Crop and Pasture Science Crop and Pasture Science Society
Plant sciences, sustainable farming systems and food quality
RESEARCH ARTICLE

Measuring dehydration tolerance in pasture grasses to improve drought survival

M. R. Norton A C D E , the late F. Lelièvre B and F. Volaire B
+ Author Affiliations
- Author Affiliations

A NSW Department of Primary Industries, Wagga Wagga Agricultural Institute, Pine Gully Road, Wagga Wagga, NSW 2650, Australia.

B Institut National de Recherche Agronomique, CEFE, UMR 5175 CNRS, 1919 Route de Mende, 34293 Montpellier, Cedex 5, France.
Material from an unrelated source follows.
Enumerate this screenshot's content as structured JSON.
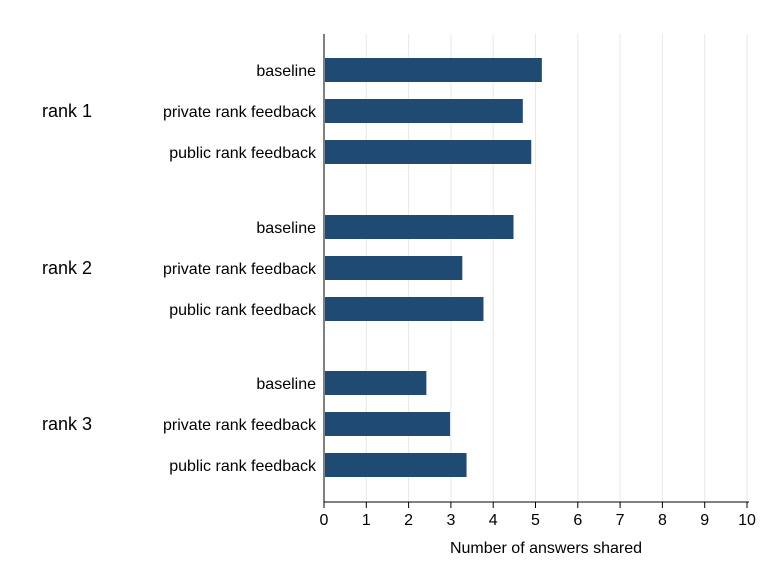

C School of Agriculture and Food Sciences, University of Queensland, St Lucia, Qld 4072, Australia.

D Graham Centre for Agricultural Innovation, An alliance between NSW DPI and Charles Sturt University, Locked Bag 588, Wagga Wagga, NSW 2650, Australia.

E Corresponding author. Email: mark.norton@dpi.nsw.gov.au

Crop and Pasture Science 65(8) 828-840 https://doi.org/10.1071/CP14054
Submitted: 6 February 2014  Accepted: 11 June 2014   Published: 1 August 2014

Abstract

Cool-season grasses, both annual and perennial, typically employ the strategies of dehydration avoidance and dehydration tolerance to help them to survive extended periods of low soil moisture. Summer dormancy is an extra trait employed by perennial grasses particularly adapted to regions experiencing extended hot, dry summers. Of the three strategies, it appears that least is known about dehydration tolerance. Using and extending a methodology developed for cocksfoot (Dactylis glomerata L.), this study compared a range of cultivars of cocksfoot, tall fescue and phalaris differing in expression of summer dormancy. Both inter- and intra-specific variation in dehydration tolerance was observed, with cocksfoot expressing the trait strongly, whereas it was least evident in phalaris. The trait was more strongly evident in cultivars originating in drier environments, and the ability to express dehydration tolerance appeared to be independent of summer dormancy. It has been confirmed that dehydration tolerance is a powerful drought-survival trait, one that warrants increasing attention in plant breeding programs for drying environments.

Additional keywords: adaptation, Dactylis glomerata, dehydration avoidance, Festuca arundinacea, moisture deficit, Phalaris aquatica, summer dormancy, tolerance index.